No heat signatures of any kind.

“Shit.” I drew my 9mm and fired at the nearest parked car. It shimmered and the round ricocheted off the wall behind. “Goddam holograms. This isn’t Communion Hospital; the GPS was hacked.”

The elevator arrived with a dull ting.

I grabbed Elaine by the upper arm and dragged her roughly to the side. The doors opened. A shaped charge roared, spraying a fan of shrapnel against the car. I was already on the move, shepherding Elaine crabwise around the loading bay. A bomb was really upping the ante; obvious and then some. Given the time and effort required to set this up I didn’t see them leaving the hit to chance.

Two men in ‘Bayer Construction’ overalls and hard-hats appeared from the direction of Loading Bay 1. Somehow I doubted compact machine-pistols were standard issue on a building site and opened fire.
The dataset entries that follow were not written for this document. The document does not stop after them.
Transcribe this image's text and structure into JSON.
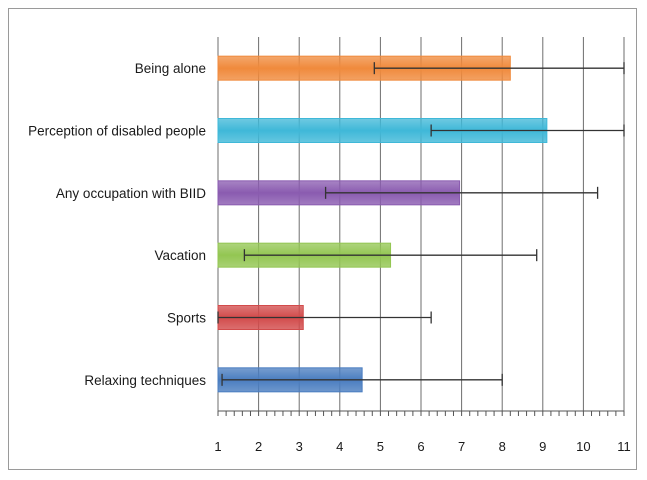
{
  "chart_data": {
    "type": "bar",
    "orientation": "horizontal",
    "categories": [
      "Being alone",
      "Perception of disabled people",
      "Any occupation with BIID",
      "Vacation",
      "Sports",
      "Relaxing techniques"
    ],
    "values": [
      8.2,
      9.1,
      6.95,
      5.25,
      3.1,
      4.55
    ],
    "error_low": [
      4.85,
      6.25,
      3.65,
      1.65,
      1.0,
      1.1
    ],
    "error_high": [
      11.0,
      11.0,
      10.35,
      8.85,
      6.25,
      8.0
    ],
    "colors": [
      "#f08a3c",
      "#3fb8d8",
      "#8a5bb0",
      "#93c652",
      "#d24b4b",
      "#4a7dc0"
    ],
    "xlim": [
      1,
      11
    ],
    "x_ticks": [
      "1",
      "2",
      "3",
      "4",
      "5",
      "6",
      "7",
      "8",
      "9",
      "10",
      "11"
    ],
    "grid": true,
    "title": "",
    "xlabel": "",
    "ylabel": ""
  }
}
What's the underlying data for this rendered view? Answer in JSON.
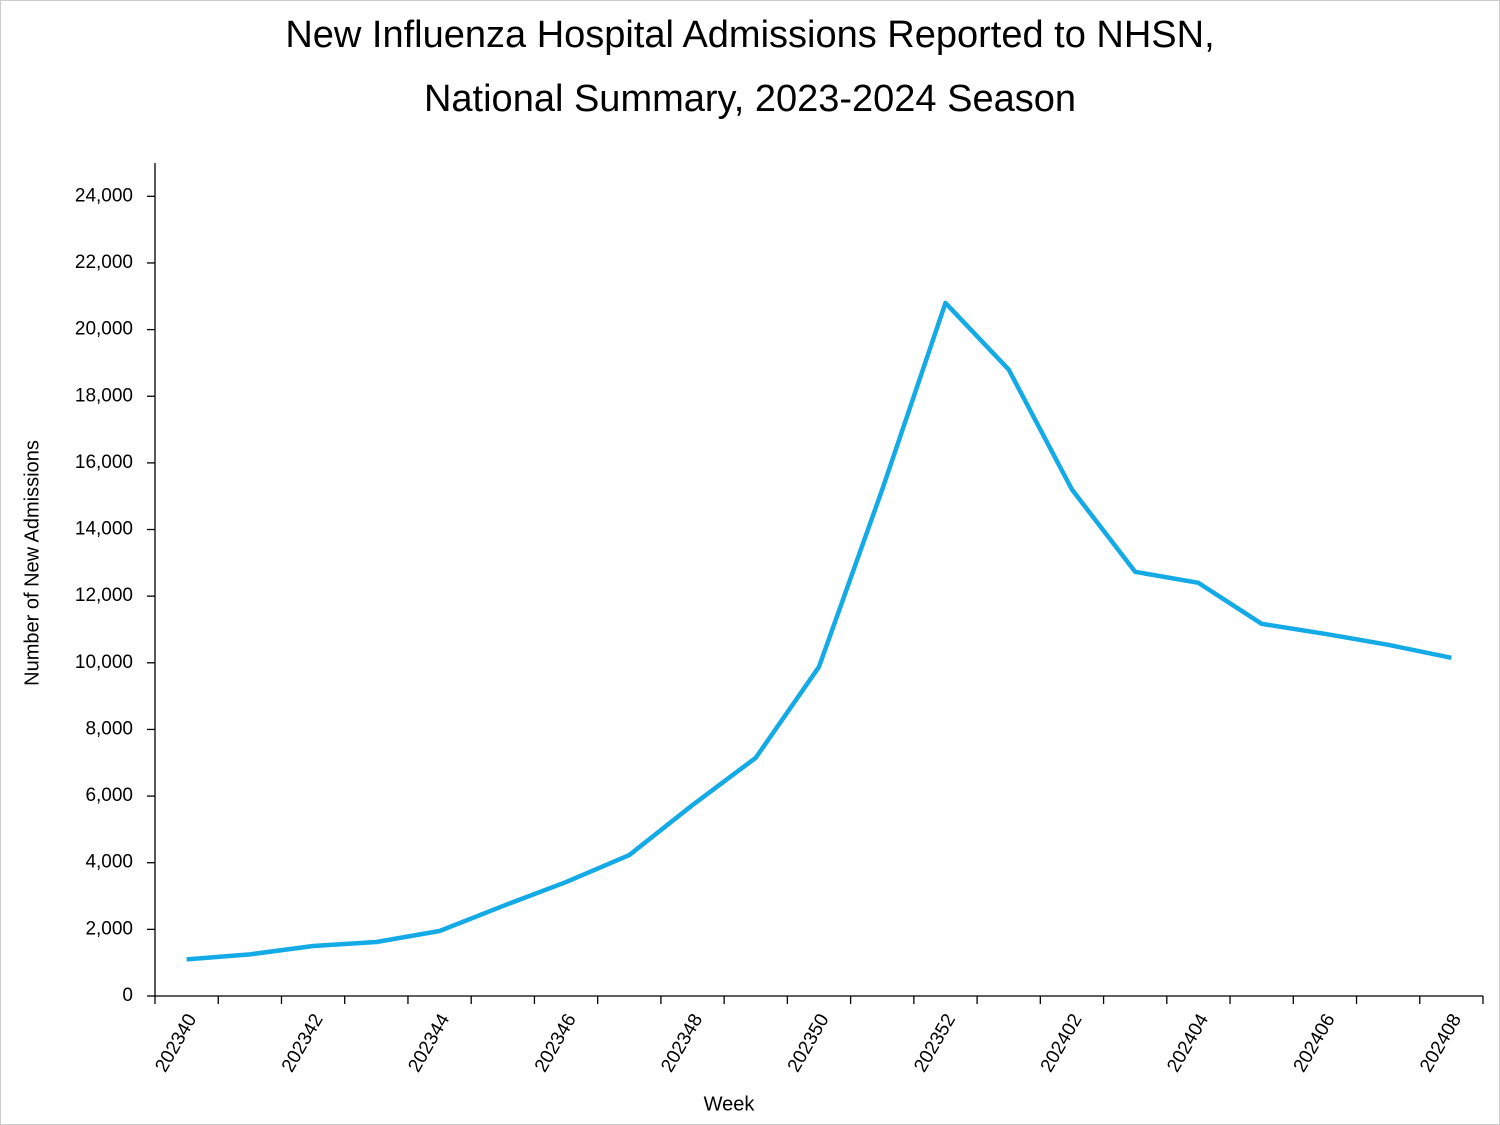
{
  "chart_data": {
    "type": "line",
    "title": [
      "New Influenza Hospital Admissions Reported to NHSN,",
      "National Summary, 2023-2024 Season"
    ],
    "x_label": "Week",
    "y_label": "Number of New Admissions",
    "categories": [
      "202340",
      null,
      "202342",
      null,
      "202344",
      null,
      "202346",
      null,
      "202348",
      null,
      "202350",
      null,
      "202352",
      null,
      "202402",
      null,
      "202404",
      null,
      "202406",
      null,
      "202408"
    ],
    "series": [
      {
        "name": "New Admissions",
        "color": "#13aae6",
        "values": [
          1100,
          1250,
          1500,
          1620,
          1950,
          2700,
          3420,
          4230,
          5730,
          7150,
          9880,
          15200,
          20800,
          18800,
          15200,
          12730,
          12400,
          11170,
          10870,
          10540,
          10150
        ]
      }
    ],
    "ylim": [
      0,
      25000
    ],
    "yticks": [
      0,
      {
        "value": 2000,
        "label": "2,000"
      },
      {
        "value": 4000,
        "label": "4,000"
      },
      {
        "value": 6000,
        "label": "6,000"
      },
      {
        "value": 8000,
        "label": "8,000"
      },
      {
        "value": 10000,
        "label": "10,000"
      },
      {
        "value": 12000,
        "label": "12,000"
      },
      {
        "value": 14000,
        "label": "14,000"
      },
      {
        "value": 16000,
        "label": "16,000"
      },
      {
        "value": 18000,
        "label": "18,000"
      },
      {
        "value": 20000,
        "label": "20,000"
      },
      {
        "value": 22000,
        "label": "22,000"
      },
      {
        "value": 24000,
        "label": "24,000"
      }
    ],
    "grid": false
  }
}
Nailed the first guy twice in the chest and he didn’t even blink. Third shot to the head cannoned off his visor, fourth to the right knee sent him down, screaming.

Too slow, too slow.

Hammer blows to my left forearm, upper-arm, shoulder. Neural suppressor zeroed the pain. Shifted target to the second guy; fired once, missed.

He didn’t.

Left thigh, right thigh, third went wide.
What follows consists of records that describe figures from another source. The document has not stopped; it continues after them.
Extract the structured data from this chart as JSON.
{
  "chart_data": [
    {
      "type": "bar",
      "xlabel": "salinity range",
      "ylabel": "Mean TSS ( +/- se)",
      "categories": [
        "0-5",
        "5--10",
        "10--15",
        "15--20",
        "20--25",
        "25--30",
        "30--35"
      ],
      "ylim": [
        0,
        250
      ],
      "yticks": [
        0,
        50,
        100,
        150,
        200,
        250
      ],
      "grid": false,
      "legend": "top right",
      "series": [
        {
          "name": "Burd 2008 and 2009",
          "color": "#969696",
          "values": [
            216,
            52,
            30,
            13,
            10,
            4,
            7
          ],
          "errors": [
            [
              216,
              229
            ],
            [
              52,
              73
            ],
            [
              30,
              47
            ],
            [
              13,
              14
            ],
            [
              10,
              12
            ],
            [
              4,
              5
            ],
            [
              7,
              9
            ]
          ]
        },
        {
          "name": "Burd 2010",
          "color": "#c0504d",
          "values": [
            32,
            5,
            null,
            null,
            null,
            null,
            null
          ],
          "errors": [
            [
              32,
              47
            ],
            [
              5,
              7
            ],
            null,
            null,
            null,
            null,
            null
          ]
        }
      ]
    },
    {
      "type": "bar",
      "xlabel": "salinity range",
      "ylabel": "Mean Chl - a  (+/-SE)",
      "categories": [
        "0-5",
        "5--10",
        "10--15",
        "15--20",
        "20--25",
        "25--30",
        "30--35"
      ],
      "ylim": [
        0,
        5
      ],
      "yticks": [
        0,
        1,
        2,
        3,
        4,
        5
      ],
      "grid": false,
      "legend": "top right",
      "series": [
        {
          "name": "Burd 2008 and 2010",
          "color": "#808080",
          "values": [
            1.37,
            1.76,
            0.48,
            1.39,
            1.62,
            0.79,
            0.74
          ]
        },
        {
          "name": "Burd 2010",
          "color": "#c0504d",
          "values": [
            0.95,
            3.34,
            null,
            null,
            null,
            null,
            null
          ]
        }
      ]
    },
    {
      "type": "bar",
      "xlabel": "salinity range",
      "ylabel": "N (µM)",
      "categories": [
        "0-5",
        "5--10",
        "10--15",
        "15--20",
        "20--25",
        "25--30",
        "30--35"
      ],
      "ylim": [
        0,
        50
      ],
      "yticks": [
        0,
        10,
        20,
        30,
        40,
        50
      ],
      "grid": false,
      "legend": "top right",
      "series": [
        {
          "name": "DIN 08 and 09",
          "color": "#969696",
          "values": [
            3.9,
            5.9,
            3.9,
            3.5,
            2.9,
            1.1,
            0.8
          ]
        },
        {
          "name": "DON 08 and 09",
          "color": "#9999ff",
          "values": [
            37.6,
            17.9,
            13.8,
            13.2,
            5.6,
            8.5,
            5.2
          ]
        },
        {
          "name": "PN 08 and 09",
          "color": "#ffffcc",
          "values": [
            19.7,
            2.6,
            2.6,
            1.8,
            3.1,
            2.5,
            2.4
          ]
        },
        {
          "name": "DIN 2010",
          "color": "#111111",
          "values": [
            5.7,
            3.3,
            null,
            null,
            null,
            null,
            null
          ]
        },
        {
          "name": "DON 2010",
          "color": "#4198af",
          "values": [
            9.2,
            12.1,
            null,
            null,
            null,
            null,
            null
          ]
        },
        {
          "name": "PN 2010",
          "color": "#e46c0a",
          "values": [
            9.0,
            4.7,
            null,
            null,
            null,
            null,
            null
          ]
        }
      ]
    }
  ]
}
Dropped to my knees. Augmented rounds; neurostatic shock. Went into spasm, fired, missed. Hand twitched, magazine dropped out. He laughed.

Whine of a Tesla derringer; taser on steroids. Elaine screaming; “Eat this, asshole!”

No-one laughing now.

Fell forward.

Nothing.

#

Flashing lights, radio burble, garage ceiling. Couldn’t move.

“Don? Can you hear me, Don?” Elaine’s voice, a million miles away. “Is he aware of what I’m saying?”

“There’s extensive neural trauma of a kind I haven’t seen before. We really need to—”

“No hospital. Under the terms of his contract he’s classed as a Shilling employee. That gives me final say in his treatment and care.”

“Be my guest – but there’s not much viable if you’re considering harvesting.”

Her face filled my field of vision.

“You’re in safe hands, Don. I’m having you moved immediately to the Mitsubishi orbital.”

Elaine caressed my cheek.

“There’s a ship out there with your name on it.”